Much cleaner now than it was in the days when it collected unfiltered pollution from the industrial BlackCountry and the discharged chemicals from Kidderminster’s carpet factories, the river has seen the return of wildlife – kingfishers, grey wagtails, a variety of fish – including barbel – working their way upstream from the confluence with the Severn.
Now there are otters, and in the unlikeliest of places…

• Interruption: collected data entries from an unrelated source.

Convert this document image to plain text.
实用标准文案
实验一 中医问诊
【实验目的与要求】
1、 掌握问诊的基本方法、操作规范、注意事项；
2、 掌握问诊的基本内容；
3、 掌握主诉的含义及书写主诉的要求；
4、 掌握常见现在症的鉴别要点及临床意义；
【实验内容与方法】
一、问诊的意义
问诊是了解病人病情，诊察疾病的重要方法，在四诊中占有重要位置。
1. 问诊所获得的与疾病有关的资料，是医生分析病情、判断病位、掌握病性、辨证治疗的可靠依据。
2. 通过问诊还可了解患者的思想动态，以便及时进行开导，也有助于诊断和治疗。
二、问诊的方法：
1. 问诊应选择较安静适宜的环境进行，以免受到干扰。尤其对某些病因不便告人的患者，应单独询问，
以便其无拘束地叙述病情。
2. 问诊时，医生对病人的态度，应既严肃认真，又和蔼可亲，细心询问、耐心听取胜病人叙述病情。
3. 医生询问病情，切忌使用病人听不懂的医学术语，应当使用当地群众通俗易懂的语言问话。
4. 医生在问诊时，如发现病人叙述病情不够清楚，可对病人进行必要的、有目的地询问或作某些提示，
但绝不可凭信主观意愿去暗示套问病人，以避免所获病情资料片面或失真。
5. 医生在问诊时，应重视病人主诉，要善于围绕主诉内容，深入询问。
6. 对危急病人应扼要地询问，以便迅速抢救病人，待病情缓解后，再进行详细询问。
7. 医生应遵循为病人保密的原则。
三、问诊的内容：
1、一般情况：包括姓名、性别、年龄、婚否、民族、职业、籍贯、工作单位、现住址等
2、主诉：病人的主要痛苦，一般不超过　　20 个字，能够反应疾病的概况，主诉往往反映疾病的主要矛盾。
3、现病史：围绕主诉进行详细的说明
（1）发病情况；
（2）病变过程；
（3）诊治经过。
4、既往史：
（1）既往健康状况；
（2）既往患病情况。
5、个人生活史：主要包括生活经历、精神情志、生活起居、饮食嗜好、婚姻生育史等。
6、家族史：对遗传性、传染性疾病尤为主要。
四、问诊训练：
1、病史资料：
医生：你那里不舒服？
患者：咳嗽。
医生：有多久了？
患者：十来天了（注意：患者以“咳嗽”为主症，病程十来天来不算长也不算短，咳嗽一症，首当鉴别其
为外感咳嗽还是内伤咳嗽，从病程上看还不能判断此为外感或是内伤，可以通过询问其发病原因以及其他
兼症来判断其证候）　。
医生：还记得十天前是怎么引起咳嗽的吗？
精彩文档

The canal passes beneath the village of Cookley by means of a tunnel. Immediately after exiting the tunnel on the Kidderrminster side, the old BSC Cookley works is on the right-hand side. The works these days are much diminished from former times; the old processing operations are long gone and what remains is primarily a stampings factory. The site is sandwiched between the canal and the river, which runs behind it. A public footpath leaves the canal towpath and leads down to a bridge spanning the river.
It was while standing on this bridge, looking at a pair of grey wagtails, that we noticed a dark shape moving upstream against what is quite a strong current following recent rains. It quickly became apparent that we were looking at a decent sized otter.

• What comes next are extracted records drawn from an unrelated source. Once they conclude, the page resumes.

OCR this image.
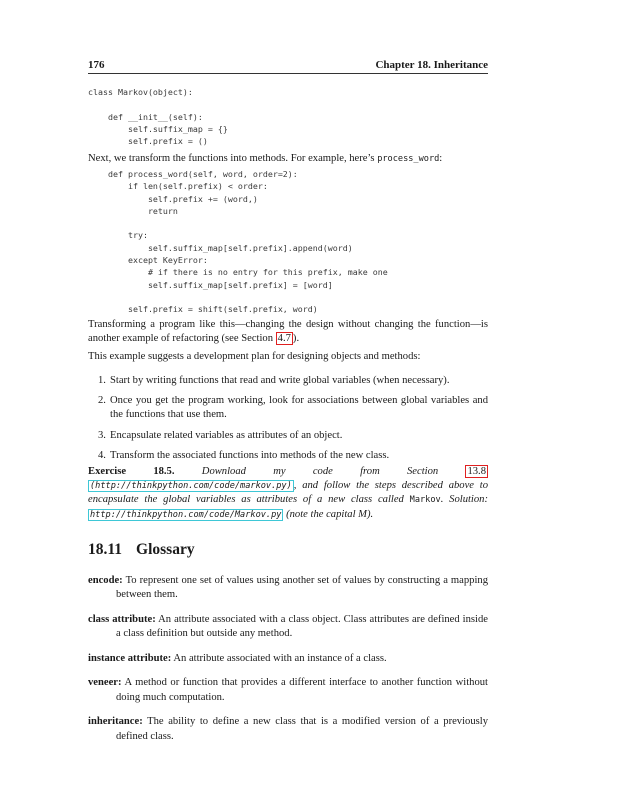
176	Chapter 18. Inheritance
class Markov(object):

def __init__(self):
self.suffix_map = {}
self.prefix = ()

Next, we transform the functions into methods. For example, here’s process_word:

def process_word(self, word, order=2):
if len(self.prefix) < order:
self.prefix += (word,)
return

try:
self.suffix_map[self.prefix].append(word)
except KeyError:
# if there is no entry for this prefix, make one
self.suffix_map[self.prefix] = [word]

self.prefix = shift(self.prefix, word)

Transforming a program like this—changing the design without changing the function—is another example of refactoring (see Section 4.7 ).

This example suggests a development plan for designing objects and methods:

1. Start by writing functions that read and write global variables (when necessary).
2. Once you get the program working, look for associations between global variables and the functions that use them.
3. Encapsulate related variables as attributes of an object.
4. Transform the associated functions into methods of the new class.

Exercise 18.5. Download my code from Section 13.8 (http://thinkpython.com/code/markov.py) , and follow the steps described above to encapsulate the global variables as attributes of a new class called Markov. Solution: http://thinkpython.com/code/Markov.py (note the capital M).

18.11 Glossary

encode: To represent one set of values using another set of values by constructing a mapping between them.

class attribute: An attribute associated with a class object. Class attributes are defined inside a class definition but outside any method.

instance attribute: An attribute associated with an instance of a class.

veneer: A method or function that provides a different interface to another function without doing much computation.

inheritance: The ability to define a new class that is a modified version of a previously defined class.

The otter briefly exited the water to inspect a small bank [right] before re-entering the river and continuing its journey upstream. Unfortunately it never really posed for the ideal shot and the one to the right is the best of the pictures while it was clear of the water.
We must have crossed this bridge at least a hundred times in the past and never seen anything more exotic than the odd mallard. Even the wagtails were a surprise and without them we might never have noticed the otter.